Chapter 17 B. Quantity (Die QuantitaBt) Ⅱ. Quantitative (Quantum)

§101 Quantity is inherently exclusive, and the quantity with this exclusiveness is quantification, or quantity with a certain limit. Note: Quantitative is the fixed presence in quantity, pure quantity is equivalent to being, and the degree to be discussed below is equivalent to being-for-itself.The detailed steps of the progression from the scalar to the quantitative are based on the fact that in the scalar the distinction between continuity and separability is at first only latent, whereas in the quantitative the distinction between the two becomes apparent. established.Now, therefore, quantity generally appears as differentiated or limited.But in doing so, quantification is simultaneously split into quantities or specific quantities of an indeterminate number of units.Each definite quantity, by virtue of its distinction from other definite quantities, forms a unit, but on the other hand the unit of this definite quantity is still many.Quantities are then defined as numbers.
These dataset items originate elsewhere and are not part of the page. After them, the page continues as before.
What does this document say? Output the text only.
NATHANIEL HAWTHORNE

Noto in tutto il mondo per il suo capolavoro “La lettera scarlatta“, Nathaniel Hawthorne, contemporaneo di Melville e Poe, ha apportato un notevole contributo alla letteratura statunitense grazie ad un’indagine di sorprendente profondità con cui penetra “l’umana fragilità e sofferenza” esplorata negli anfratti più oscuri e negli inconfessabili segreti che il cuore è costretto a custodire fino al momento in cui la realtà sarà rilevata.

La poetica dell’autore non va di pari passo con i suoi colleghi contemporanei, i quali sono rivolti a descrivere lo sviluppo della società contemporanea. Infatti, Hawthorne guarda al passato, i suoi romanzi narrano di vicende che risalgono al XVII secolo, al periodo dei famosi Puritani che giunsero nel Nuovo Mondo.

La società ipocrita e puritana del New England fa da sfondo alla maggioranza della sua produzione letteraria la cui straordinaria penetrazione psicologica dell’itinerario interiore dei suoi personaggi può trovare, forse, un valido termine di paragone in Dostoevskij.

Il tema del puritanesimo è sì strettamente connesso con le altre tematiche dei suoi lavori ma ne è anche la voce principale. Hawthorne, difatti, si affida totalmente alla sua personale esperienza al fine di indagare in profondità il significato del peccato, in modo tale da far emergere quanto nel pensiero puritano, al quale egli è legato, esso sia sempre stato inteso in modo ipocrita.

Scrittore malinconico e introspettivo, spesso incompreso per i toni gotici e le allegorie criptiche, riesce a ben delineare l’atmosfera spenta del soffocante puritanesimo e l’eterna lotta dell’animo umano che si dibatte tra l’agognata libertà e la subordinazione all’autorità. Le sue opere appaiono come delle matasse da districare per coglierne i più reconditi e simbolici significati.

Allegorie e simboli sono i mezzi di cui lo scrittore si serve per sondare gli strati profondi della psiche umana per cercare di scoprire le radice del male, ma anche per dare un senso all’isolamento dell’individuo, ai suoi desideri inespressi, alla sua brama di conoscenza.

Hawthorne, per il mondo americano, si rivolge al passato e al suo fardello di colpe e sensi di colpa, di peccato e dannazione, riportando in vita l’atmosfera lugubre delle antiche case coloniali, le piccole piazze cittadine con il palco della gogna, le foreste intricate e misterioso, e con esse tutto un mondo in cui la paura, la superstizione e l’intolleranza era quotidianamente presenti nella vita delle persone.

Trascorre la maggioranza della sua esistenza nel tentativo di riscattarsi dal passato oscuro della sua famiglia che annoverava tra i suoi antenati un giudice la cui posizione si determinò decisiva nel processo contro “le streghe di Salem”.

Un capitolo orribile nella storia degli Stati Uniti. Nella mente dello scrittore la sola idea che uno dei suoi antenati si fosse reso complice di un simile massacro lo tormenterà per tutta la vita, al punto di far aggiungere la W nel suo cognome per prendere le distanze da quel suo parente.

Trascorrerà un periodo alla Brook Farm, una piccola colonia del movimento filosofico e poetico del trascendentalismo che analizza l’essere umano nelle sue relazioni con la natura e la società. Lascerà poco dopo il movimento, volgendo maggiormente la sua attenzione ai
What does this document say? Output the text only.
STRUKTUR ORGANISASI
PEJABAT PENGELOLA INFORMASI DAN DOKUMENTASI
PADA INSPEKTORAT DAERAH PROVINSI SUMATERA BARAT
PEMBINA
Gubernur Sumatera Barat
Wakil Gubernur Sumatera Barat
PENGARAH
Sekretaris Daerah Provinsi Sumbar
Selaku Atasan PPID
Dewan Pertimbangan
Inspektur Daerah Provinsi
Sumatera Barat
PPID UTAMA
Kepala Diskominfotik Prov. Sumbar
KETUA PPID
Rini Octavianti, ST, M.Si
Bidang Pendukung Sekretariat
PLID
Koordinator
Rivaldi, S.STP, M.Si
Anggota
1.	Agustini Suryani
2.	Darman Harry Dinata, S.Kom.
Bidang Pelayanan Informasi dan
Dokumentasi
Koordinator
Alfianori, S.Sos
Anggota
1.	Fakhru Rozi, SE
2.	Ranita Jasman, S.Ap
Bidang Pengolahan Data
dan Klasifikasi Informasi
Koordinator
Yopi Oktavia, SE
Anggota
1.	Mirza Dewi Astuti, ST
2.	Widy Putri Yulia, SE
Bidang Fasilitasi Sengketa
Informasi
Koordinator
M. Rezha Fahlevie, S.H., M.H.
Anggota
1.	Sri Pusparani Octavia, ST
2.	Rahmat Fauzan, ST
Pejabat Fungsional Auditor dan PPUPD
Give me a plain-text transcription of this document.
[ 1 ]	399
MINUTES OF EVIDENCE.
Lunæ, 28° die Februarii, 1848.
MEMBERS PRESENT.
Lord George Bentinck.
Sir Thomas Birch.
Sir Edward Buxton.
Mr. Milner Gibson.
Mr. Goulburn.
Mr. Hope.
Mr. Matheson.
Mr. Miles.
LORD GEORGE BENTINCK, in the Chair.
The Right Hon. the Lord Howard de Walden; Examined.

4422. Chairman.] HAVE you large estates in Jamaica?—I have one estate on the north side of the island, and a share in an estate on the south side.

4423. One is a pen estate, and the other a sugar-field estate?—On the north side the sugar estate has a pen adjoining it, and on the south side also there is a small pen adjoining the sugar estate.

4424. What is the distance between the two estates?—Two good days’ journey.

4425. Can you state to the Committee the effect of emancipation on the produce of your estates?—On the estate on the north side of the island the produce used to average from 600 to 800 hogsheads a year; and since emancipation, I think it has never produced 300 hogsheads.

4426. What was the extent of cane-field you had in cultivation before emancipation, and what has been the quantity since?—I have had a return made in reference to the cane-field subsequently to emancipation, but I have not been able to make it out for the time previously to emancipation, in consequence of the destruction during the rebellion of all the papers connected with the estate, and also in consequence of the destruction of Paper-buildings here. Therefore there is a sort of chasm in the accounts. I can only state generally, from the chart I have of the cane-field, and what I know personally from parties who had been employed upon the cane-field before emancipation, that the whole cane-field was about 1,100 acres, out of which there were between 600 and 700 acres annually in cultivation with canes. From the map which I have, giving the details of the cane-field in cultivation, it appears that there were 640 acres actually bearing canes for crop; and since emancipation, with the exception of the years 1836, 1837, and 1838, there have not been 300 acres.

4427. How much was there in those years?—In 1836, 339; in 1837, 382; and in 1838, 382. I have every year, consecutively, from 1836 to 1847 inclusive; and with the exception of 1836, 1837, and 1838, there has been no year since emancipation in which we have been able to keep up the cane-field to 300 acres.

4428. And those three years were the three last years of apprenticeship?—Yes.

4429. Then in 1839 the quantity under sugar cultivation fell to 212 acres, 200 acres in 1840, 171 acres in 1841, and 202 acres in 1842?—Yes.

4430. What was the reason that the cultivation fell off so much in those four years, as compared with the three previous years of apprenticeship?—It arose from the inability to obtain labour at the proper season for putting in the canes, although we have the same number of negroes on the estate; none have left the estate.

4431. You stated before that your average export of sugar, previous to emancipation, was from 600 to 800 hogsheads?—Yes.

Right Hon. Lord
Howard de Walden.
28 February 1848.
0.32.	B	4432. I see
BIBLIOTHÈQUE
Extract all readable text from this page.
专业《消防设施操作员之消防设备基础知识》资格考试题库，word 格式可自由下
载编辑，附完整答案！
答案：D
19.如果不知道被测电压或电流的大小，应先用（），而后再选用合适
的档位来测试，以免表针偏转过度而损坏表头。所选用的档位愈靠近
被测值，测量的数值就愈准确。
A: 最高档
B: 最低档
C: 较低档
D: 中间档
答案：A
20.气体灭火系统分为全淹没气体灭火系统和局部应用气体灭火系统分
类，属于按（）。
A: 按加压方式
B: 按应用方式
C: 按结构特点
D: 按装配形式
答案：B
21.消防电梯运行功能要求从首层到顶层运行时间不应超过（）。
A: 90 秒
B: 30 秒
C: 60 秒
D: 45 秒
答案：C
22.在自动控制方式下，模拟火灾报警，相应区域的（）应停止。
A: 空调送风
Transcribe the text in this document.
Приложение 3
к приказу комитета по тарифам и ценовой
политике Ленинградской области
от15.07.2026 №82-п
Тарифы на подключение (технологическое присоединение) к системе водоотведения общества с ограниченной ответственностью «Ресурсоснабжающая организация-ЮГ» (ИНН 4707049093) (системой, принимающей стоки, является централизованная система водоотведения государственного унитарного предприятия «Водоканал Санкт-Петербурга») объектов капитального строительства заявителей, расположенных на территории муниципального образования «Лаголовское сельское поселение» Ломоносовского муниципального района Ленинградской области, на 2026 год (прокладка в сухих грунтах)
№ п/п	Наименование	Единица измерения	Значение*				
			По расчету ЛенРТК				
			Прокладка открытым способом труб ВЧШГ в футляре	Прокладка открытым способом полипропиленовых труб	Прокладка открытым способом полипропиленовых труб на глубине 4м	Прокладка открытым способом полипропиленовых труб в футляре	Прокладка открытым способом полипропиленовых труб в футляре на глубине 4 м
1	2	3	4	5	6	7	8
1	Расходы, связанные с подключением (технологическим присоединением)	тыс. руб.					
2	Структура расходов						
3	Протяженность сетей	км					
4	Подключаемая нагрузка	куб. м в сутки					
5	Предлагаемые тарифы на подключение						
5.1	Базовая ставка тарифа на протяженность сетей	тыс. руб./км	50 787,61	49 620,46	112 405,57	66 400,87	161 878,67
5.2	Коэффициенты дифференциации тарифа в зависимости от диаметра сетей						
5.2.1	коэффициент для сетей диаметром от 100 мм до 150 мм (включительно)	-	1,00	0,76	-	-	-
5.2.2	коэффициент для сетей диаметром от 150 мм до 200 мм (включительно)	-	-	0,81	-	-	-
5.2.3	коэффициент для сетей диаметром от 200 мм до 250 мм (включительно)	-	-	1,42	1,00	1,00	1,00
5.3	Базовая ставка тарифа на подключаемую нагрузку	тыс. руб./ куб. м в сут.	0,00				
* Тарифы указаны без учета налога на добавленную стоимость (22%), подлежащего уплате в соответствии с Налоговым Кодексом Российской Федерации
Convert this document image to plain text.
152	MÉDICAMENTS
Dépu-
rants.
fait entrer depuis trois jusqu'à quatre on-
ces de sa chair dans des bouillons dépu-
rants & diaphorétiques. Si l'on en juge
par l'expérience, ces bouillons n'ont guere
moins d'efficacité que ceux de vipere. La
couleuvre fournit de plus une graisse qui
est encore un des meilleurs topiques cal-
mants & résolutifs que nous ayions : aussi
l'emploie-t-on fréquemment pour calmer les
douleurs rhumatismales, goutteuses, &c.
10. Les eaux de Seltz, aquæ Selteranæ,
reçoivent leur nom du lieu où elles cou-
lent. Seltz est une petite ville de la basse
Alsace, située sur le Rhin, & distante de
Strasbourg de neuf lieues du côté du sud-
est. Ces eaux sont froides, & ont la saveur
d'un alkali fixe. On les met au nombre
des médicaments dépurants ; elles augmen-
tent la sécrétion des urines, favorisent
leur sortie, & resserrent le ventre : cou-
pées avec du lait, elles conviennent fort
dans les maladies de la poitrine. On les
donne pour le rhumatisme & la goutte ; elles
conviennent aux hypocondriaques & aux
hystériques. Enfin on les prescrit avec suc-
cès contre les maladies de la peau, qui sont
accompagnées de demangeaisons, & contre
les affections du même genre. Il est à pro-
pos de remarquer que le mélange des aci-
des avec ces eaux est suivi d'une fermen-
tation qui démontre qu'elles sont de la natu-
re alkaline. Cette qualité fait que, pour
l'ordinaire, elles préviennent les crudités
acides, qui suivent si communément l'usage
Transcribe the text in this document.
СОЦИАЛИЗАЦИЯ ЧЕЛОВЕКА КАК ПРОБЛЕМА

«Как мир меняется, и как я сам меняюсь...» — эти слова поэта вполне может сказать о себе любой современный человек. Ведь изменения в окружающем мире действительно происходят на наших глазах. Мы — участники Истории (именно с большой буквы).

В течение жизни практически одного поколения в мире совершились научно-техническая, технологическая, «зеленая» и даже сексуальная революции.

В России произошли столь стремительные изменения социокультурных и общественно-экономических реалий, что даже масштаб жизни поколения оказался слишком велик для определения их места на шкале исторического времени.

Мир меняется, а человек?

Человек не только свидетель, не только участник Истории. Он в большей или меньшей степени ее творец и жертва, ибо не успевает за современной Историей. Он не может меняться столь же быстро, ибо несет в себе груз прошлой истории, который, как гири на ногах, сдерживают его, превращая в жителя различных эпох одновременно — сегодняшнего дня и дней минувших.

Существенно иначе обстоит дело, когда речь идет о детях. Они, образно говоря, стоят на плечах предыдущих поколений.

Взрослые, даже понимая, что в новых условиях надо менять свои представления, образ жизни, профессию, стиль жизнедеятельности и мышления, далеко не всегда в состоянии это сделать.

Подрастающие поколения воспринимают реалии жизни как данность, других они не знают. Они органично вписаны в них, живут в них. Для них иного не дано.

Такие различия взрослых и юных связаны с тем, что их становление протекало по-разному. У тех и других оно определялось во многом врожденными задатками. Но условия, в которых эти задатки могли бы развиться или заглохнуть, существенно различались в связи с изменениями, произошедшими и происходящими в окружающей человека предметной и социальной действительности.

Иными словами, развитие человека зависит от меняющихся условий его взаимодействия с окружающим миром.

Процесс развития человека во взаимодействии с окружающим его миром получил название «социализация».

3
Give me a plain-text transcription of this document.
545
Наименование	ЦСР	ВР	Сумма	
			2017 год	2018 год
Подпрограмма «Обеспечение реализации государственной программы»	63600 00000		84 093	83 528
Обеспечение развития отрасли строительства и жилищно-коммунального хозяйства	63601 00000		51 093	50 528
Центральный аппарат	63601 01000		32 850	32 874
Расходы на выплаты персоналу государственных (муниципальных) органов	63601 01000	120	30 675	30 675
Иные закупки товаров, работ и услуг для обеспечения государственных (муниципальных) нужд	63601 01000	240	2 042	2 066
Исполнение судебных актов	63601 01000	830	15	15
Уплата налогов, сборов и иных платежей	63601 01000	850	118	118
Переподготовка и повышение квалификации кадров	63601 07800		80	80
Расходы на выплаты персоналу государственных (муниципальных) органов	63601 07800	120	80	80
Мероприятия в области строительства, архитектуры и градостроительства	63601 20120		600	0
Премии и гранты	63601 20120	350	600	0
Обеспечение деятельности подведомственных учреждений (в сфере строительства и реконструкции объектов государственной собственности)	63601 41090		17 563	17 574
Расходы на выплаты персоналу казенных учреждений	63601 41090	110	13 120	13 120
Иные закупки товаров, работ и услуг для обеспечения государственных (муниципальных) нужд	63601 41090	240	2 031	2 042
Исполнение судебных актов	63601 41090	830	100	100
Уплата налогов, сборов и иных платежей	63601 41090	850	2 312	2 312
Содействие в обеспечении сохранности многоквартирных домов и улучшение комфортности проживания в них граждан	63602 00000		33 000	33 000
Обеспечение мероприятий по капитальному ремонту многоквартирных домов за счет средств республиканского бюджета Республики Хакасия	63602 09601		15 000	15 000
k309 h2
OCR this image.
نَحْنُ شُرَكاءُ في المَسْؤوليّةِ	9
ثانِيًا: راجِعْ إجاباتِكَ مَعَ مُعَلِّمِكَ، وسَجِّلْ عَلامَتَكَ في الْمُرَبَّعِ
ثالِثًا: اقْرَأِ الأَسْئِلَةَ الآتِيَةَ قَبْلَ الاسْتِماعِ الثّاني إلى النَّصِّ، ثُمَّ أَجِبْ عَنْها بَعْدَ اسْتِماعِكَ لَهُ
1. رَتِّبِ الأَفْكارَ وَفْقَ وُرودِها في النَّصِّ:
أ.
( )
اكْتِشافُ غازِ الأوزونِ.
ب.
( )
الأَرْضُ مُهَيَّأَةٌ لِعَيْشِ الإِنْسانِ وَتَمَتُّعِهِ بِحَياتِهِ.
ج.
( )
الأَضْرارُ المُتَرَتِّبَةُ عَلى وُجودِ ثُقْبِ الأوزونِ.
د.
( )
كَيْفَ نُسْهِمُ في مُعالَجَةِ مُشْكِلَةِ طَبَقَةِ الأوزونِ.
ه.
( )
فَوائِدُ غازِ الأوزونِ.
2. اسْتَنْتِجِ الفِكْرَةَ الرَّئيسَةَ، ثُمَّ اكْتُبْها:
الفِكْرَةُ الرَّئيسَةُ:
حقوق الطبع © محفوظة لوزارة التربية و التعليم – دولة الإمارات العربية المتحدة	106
§102 In numbers, quantification achieves its development and perfect determinacy.Number contains "one" as its element, and thus contains within itself two qualitative moments: It is a number in its discrete moments, and a unit in its continuous moments. (Explanation) In arithmetic various calculation methods are often cited as accidental ways of dealing with numbers.If these calculation methods are also necessary and have an intelligible meaning, they must be based on a principle, and this principle can only be found in the determination contained in the concept of number itself.Let me try to reveal this principle a little bit: the definition of the concept of number is number and unit, and number itself is the unity of number and unit.But units, when applied to empirical numbers, refer only to the equality of these numbers.Therefore, the principles of various calculation methods must put the number on the proportional relationship between the unit and the number, and find out the equality of the two.

Most ones or numbers themselves are independent of each other, so the units derived from numbers generally appear as an external makeshift.So counting (Rechnen) is really counting (ZaBhle).The difference between various calculation methods lies in the nature of the numbers to be summed up. The principle that determines the nature of numbers is the regulation of units and numbers. Counting is the original method of forming a general number, which is to put together any number of "ones".But as a calculation method, it is to add up those things that are already numbers and are no longer simply "one".

First, the numbers are immediate, and initially completely indeterminate, and therefore generally unequal.The summing up or counting of these numbers is addition. Second, another definition of counting: the numbers are generally equal, so they form a unit, and we get the present number of these units; The calculation of this kind of number is multiplication. In the process of multiplication, no matter how the provisions of number and unit are distributed between two numbers or two factors, no matter which number is used as the number or which number is used as the unit, The result is the same.

Finally, the third determination of counting is the equality of numbers and units.The sum of the numbers determined in this way is multiplication by itself, firstly to the second power. (Finding the higher power of a number is the continuous self-multiplication of this number. This kind of self-multiplication has a formula and can be repeated to an indefinite number of times.) In this third rule, since the unique The complete equality of the existing distinctions, that is, of the distinctions of numbers and units, is therefore nothing but these three methods of calculation.Corresponding to the sum of numbers, according to the same determination of numbers, we get the decomposition of numbers.Therefore, in addition to the three methods mentioned above, which can also be called positive calculation methods, there are three negative calculation methods.

Note: Numbers are generally well-defined quantifications, so we can use this quantification not only to define so-called discrete quantities, but also to determine so-called continuous quantities.Therefore even geometry, when it wants to point out specific figures of space and their proportional relations, has to resort to numbers.